Stratton hosts Intel program training for active duty, Guard

  • Published
  • By Master Sgt. Catharine Schmidt
  • 109th AW Public Affairs

Eighteen Airmen from Air Mobility Command wings throughout the country, including active duty and Guard, convened here Aug. 22-24 to complete Patriot Excalibur (PEX) User Training in order to keep them proficient in the training and readiness program used throughout the Intelligence career field.

“We wanted to host a mobile training team here because we not only wanted to get our people trained, but we also wanted to showcase our unit; it turned out to be total force integration – active duty and Guard training together,” said Chief Master Sgt. Jeffrey Trottier, 109th Operations Group superintendent and AMC PEX mayor. Trottier said National Guard Bureau has been instrumental in ensuring Airmen are receiving this training.

“PEX provides a unit-level software toolset that enables Air Force, Joint Service, and Foreign Military unit personnel to conduct accurate and real-time operational tasks and track readiness status,” said Scott Coppinger, PEX training instructor with PatchPlus Consulting.

The program allows users to track training and readiness.

“Features include training, scheduling, and standardization and evaluation (Stan/Eval) modules. In addition to streamlining operations and readiness processes, PEX provides unit leadership and MAJCOMs with real-time and historic readiness and compliance data,” Coppinger said.

“It’s the online documentation system for the Intelligence career field,” said Trottier. “As they add modules, there’s increased learning curves. … It’s been around for a while, but as units get used to it, these mobile training teams go around and provide training.”

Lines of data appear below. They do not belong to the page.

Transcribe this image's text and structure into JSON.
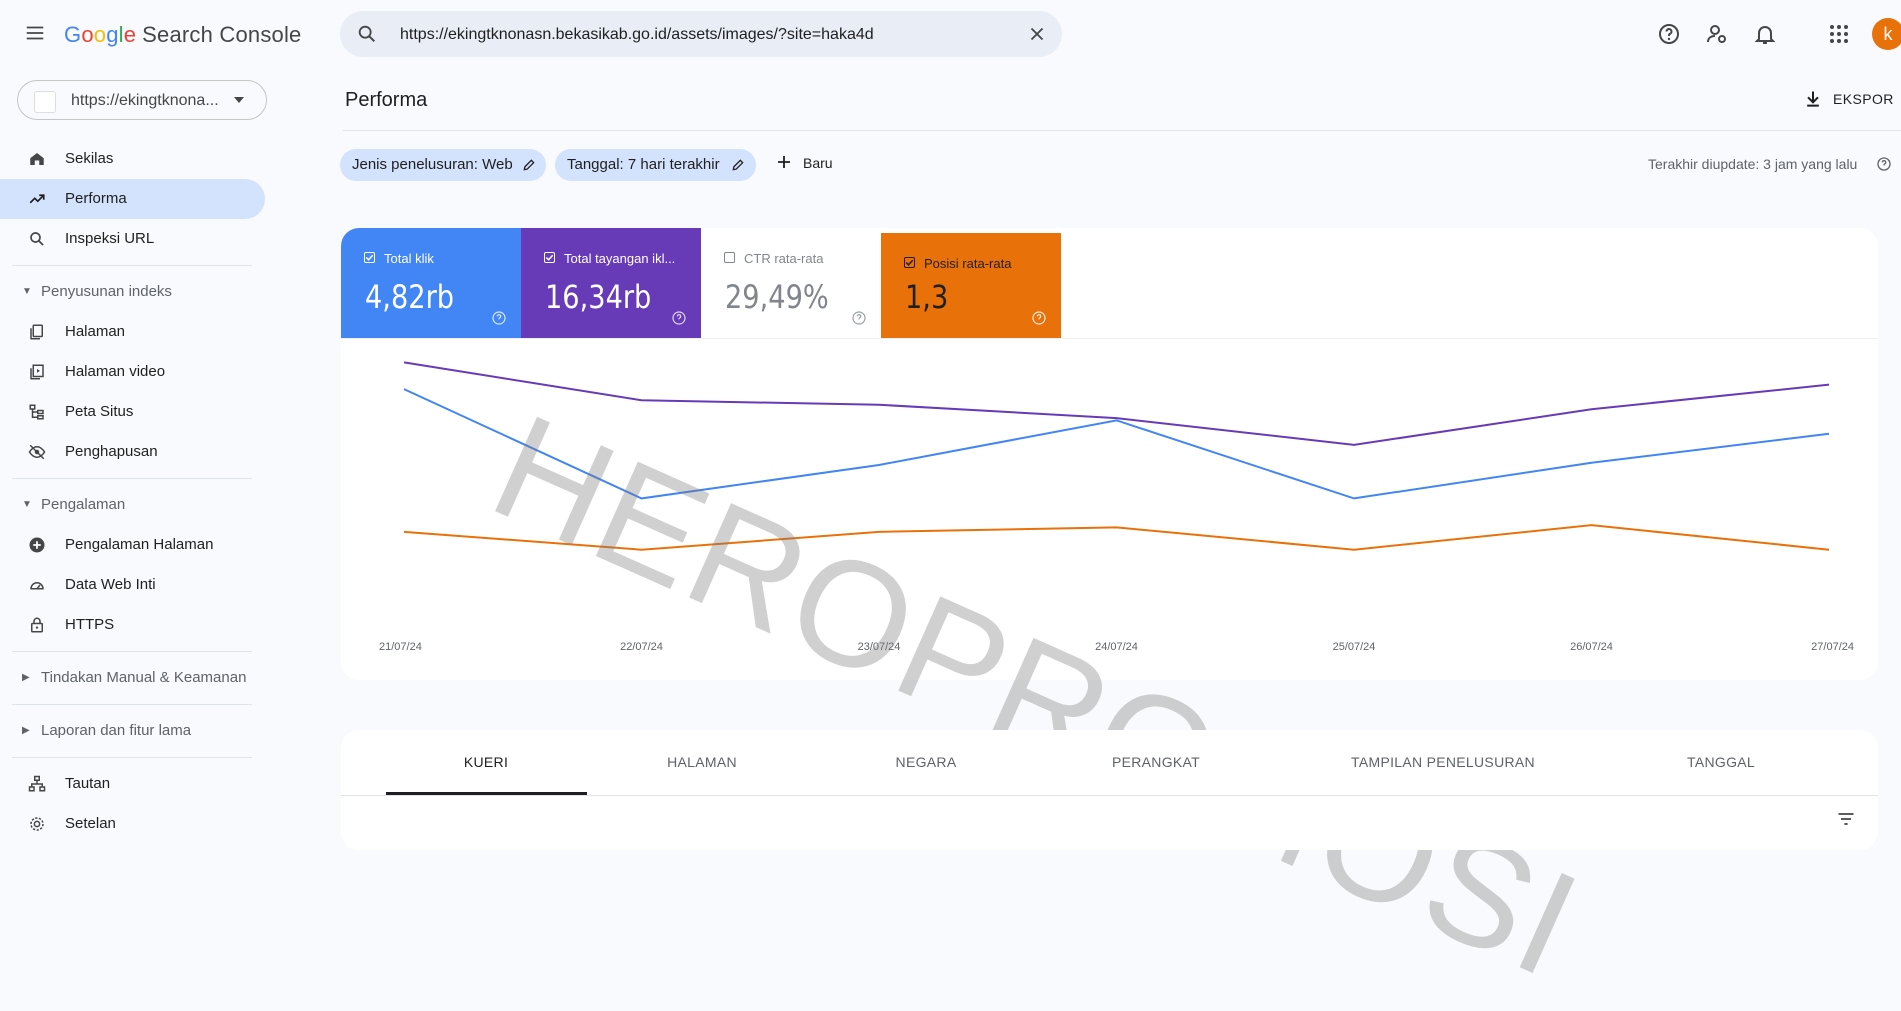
{
  "app": {
    "logo_google": [
      "G",
      "o",
      "o",
      "g",
      "l",
      "e"
    ],
    "logo_product": "Search Console",
    "brand_colors": [
      "#4285F4",
      "#EA4335",
      "#FBBC05",
      "#4285F4",
      "#34A853",
      "#EA4335"
    ]
  },
  "search": {
    "value": "https://ekingtknonasn.bekasikab.go.id/assets/images/?site=haka4d"
  },
  "topbar": {
    "icons": [
      "help-icon",
      "manage-users-icon",
      "notifications-icon",
      "apps-icon"
    ],
    "avatar_letter": "k"
  },
  "property": {
    "label": "https://ekingtknona..."
  },
  "sidebar": {
    "items": [
      {
        "type": "item",
        "label": "Sekilas",
        "icon": "home-icon"
      },
      {
        "type": "item",
        "label": "Performa",
        "icon": "trending-up-icon",
        "active": true
      },
      {
        "type": "item",
        "label": "Inspeksi URL",
        "icon": "search-icon"
      },
      {
        "type": "divider"
      },
      {
        "type": "section",
        "label": "Penyusunan indeks",
        "expanded": true
      },
      {
        "type": "item",
        "label": "Halaman",
        "icon": "pages-icon"
      },
      {
        "type": "item",
        "label": "Halaman video",
        "icon": "video-pages-icon"
      },
      {
        "type": "item",
        "label": "Peta Situs",
        "icon": "sitemap-icon"
      },
      {
        "type": "item",
        "label": "Penghapusan",
        "icon": "visibility-off-icon"
      },
      {
        "type": "divider"
      },
      {
        "type": "section",
        "label": "Pengalaman",
        "expanded": true
      },
      {
        "type": "item",
        "label": "Pengalaman Halaman",
        "icon": "add-circle-icon"
      },
      {
        "type": "item",
        "label": "Data Web Inti",
        "icon": "speed-icon"
      },
      {
        "type": "item",
        "label": "HTTPS",
        "icon": "lock-icon"
      },
      {
        "type": "divider"
      },
      {
        "type": "section",
        "label": "Tindakan Manual & Keamanan",
        "expanded": false
      },
      {
        "type": "divider"
      },
      {
        "type": "section",
        "label": "Laporan dan fitur lama",
        "expanded": false
      },
      {
        "type": "divider"
      },
      {
        "type": "item",
        "label": "Tautan",
        "icon": "links-icon"
      },
      {
        "type": "item",
        "label": "Setelan",
        "icon": "settings-icon"
      }
    ]
  },
  "main": {
    "title": "Performa",
    "export_label": "EKSPOR",
    "filters": [
      {
        "label": "Jenis penelusuran: Web"
      },
      {
        "label": "Tanggal: 7 hari terakhir"
      }
    ],
    "new_filter_label": "Baru",
    "last_updated": "Terakhir diupdate: 3 jam yang lalu"
  },
  "metrics": [
    {
      "label": "Total klik",
      "value": "4,82rb",
      "checked": true,
      "color": "#4285F4"
    },
    {
      "label": "Total tayangan ikl...",
      "value": "16,34rb",
      "checked": true,
      "color": "#673AB7"
    },
    {
      "label": "CTR rata-rata",
      "value": "29,49%",
      "checked": false,
      "color": "#ffffff"
    },
    {
      "label": "Posisi rata-rata",
      "value": "1,3",
      "checked": true,
      "color": "#E8710A"
    }
  ],
  "watermark": "HEROPROMOSI",
  "chart_data": {
    "type": "line",
    "x": [
      "21/07/24",
      "22/07/24",
      "23/07/24",
      "24/07/24",
      "25/07/24",
      "26/07/24",
      "27/07/24"
    ],
    "series": [
      {
        "name": "Total klik",
        "color": "#4285F4",
        "values": [
          0.82,
          0.33,
          0.48,
          0.68,
          0.33,
          0.49,
          0.62
        ]
      },
      {
        "name": "Total tayangan iklan",
        "color": "#673AB7",
        "values": [
          0.94,
          0.77,
          0.75,
          0.69,
          0.57,
          0.73,
          0.84
        ]
      },
      {
        "name": "Posisi rata-rata",
        "color": "#E8710A",
        "values": [
          0.18,
          0.1,
          0.18,
          0.2,
          0.1,
          0.21,
          0.1
        ]
      }
    ],
    "ylim": [
      0,
      1
    ],
    "grid": false
  },
  "tabs": [
    {
      "label": "KUERI",
      "active": true
    },
    {
      "label": "HALAMAN"
    },
    {
      "label": "NEGARA"
    },
    {
      "label": "PERANGKAT"
    },
    {
      "label": "TAMPILAN PENELUSURAN"
    },
    {
      "label": "TANGGAL"
    }
  ]
}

Trottier said there are people who have been using the system for a while, but still attend these training opportunities to learn the newest features of the program. “And of course there’s new Airmen coming through who need the training,” he said.

“We’re transitioning from paper-based training records to PEX as our primary,” said Senior Master Sgt. Matthew VanDuesen with the 222nd Command and Control Squadron in Rome, New York. “This is my third time attending PEX training – this gives us a good baseline for how to use PEX and has opened up our eyes on possible future usage.”

“As a brand new lieutenant it’s been a really good experience because I can help the junior enlisted develop themselves and also improve their career,” said 1st Lt. Jose Velez, Intelligence Officer with the Puerto Rico ANG’s 156th Airlift Wing.

“I got assigned as the senior intel officer of training and stan/eval, and I had no idea what PEX was or how to do any of this, so coming to this training was pretty vital for me,” said 1s Lt. Tessa Land with the 62nd AW at McChord Air Force Base, Washington.

“I’m just trying to learn the basics of PEX so I can take over our PEX training for our unit,” said Senior Airman Alexis Elliott with the Arizona ANG’s 162nd AW. “I’ve learned some awesome tricks that I can use. It’s been great – now I know how to track everybody and make sure to stay on top of their training.”

“Whether you’re Guard, active duty or Reserve, the total force integration within the Intel career field is validated through this course,” Trottier said. “We’re all learning the same thing.”